Commands should be run from the top-level Bill source directory, otherwise they may not work.

Warning

The netcat command is very flaky, it will not accept concurrent connections, and in general will perform poorly.

Functions

http_response_by_code

http_response_by_code code

Obtains the descriptive text for the given HTTP response status code. The strings returned are those specified in the code list contained in RFC 2068.

http_mimetype_guess

http_mimetype_guess path

Determines MIME types depending on the entries of a hash map named http_mime_mapping, which contains a default set of entries which suffice for serving the Bill documentation. The suffix of the file pointed by path is used to determine its content type.

For example:

(bill) http_mimetype_guess /etc/sysctl.conf
text/plain

http_error_document

http_error_document [ code [ description ... ] ]

Generates an error document in standard output:

  • code is the HTTP error code (default is 500)
  • description is an arbitrary piece of text which will be inserted pre-formatted in the output.

http_header

http_header name value

Sends an HTTP header.

http_header_start

http_header_start [ code [ description ] ]

http_date_now

http_date_now

Returns the current GMT time in RFC 1123 format, as needed for response HTTP headers.

http_body

http_body

Prepares the HTTP connection to send content body.

http_error

http_error [ code [ description ... ] ]

Sends an HTTP error status code and an accompanying HTML document explaining the error. Error document is formatted using http_error_document.

http_redirect

http_redirect uri [ code ]

Sends an HTTP redirection, to the given uri. If not supplied, the code will be 302 (a permanent redirect). You can pass 301 for temporary redirects.

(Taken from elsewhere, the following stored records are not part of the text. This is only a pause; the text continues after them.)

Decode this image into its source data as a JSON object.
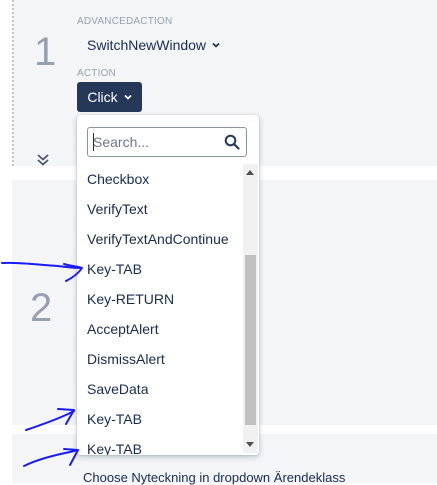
{
  "step1": {
    "number": "1",
    "advanced_action_label": "ADVANCEDACTION",
    "advanced_action_value": "SwitchNewWindow",
    "action_label": "ACTION",
    "action_value": "Click"
  },
  "step2": {
    "number": "2"
  },
  "step3": {
    "text": "Choose Nyteckning in dropdown Ärendeklass"
  },
  "dropdown": {
    "search_placeholder": "Search...",
    "search_value": "",
    "options": [
      "Checkbox",
      "VerifyText",
      "VerifyTextAndContinue",
      "Key-TAB",
      "Key-RETURN",
      "AcceptAlert",
      "DismissAlert",
      "SaveData",
      "Key-TAB",
      "Key-TAB"
    ]
  },
  "colors": {
    "action_button_bg": "#253858",
    "annotation_ink": "#1a1aff",
    "card_bg": "#f4f5f7"
  },
  "icons": [
    "chevron-down-icon",
    "search-icon",
    "double-chevron-down-icon"
  ]
}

Keep in mind that using absolute paths in redirects is recommended.

http_log_clf

http_log_clf [ status ]

Logs a line of output to standard error in CLF format:

host ident authuser date request status bytes

Note that the “ident” field will always be empty. The field “address” will be empty when the remote IP cannot be guessed. The field “bytes” will be empty as well unless the Content-Length is set with http_header.

http_handle_GET

http_handle_GET

Default handler for the HTTP GET method. This does nothing more than serving static files and producing directory listings. Also, if path resolves to a directory which contains a file named index.html it will be served instead.

http_handle_request

http_handle_request [ handler_prefix ]

Serves a single HTTP request. The following variables are set by the function and their values will be clamped if already defined. Note that most of them start with the HTTP_ prefix or have names of the variables used by the CGI interface:

  • REQUEST_METHOD
  • PATH_INFO
  • QUERY_STRING
  • ...and so on.

The handler_prefix can be used to change behavior of how requests are served. It is used to find which functions are used to serve the different HTTP methods. As an example, one could define:

my_handler_GET () {
    # Do something interesting...
}
my_handler_HEAD () {
    # ...and something *even* more interesting.
}

and then use my_handler as prefix, then the HTTP request hadler will pass GET to my_handler_GET and HEAD ones to my_handler_HEAD. This allows for easily reusing the HTTP module.